Co za różnica czy zakosisz pudełko z grą w sklepie, czy grę z torrentów


jest roznica, kradziez jest tylko w pierwszym przypadku, ale prawo okazuje sie byc bardziej surowe w drugim przypadku tj. kopiowania :)

filozofię co ty, i za miesiąc Twojej pracy by Tobie nie zapłacił


posiadam umowe z pracodawca, przedmiotem sporu nie jest moja praca, tylko umowa.

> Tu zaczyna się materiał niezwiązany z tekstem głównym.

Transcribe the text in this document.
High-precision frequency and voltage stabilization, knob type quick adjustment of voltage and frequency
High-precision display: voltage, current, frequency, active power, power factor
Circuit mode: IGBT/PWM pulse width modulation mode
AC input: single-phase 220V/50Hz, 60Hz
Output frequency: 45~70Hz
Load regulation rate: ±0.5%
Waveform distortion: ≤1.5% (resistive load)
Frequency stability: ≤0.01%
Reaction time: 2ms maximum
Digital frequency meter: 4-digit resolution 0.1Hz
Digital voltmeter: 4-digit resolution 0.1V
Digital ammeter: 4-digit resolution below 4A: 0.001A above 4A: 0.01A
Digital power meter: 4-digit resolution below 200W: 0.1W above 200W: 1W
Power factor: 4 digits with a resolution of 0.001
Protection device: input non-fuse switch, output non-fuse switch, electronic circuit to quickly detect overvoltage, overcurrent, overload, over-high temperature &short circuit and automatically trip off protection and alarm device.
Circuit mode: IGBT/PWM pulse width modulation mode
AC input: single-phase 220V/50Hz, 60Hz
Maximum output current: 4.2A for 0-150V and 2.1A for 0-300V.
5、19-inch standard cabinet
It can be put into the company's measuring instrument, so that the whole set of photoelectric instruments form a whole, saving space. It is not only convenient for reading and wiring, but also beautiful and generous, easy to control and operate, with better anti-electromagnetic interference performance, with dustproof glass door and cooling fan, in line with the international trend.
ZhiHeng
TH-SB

[#2] Re: Commodore bankrupt..off

@1989, post #1

Daj juz spokoj z tymi bzdurami, bo nie masz racji. Napisz komercyjny program i ciesz sie, że sprzedasz 1 kopie, która reszta ludzi sciągnie z torrenta...
W dzisiejszych czasach wiele osob kupuje wersje elektroniczna softu (np ja), bo nie chce im sie latac do sklepu, pudelko i instrukcja sa im niepotrzebne. Koszt taki sam. Mega glupki?
Nie jestem demonem uczciwosci w tej materii, ale gry przy ktorych spedzam wiecej niz miesiac online po prostu kupuje bo jest to wygodniejsze, uczciwe i sie lepiej z tym czuje (FM, Civka, SC, Settlers, MMORPGi, cMUD! ) i olewam wersje pudelkowe gdy sie tylko da ;) A ze w nic innego nie gram to smieci sciagniete z torrentow wpadaja i wypadaja z dysku momentalnie ;) Soft do pracy to wiadomo.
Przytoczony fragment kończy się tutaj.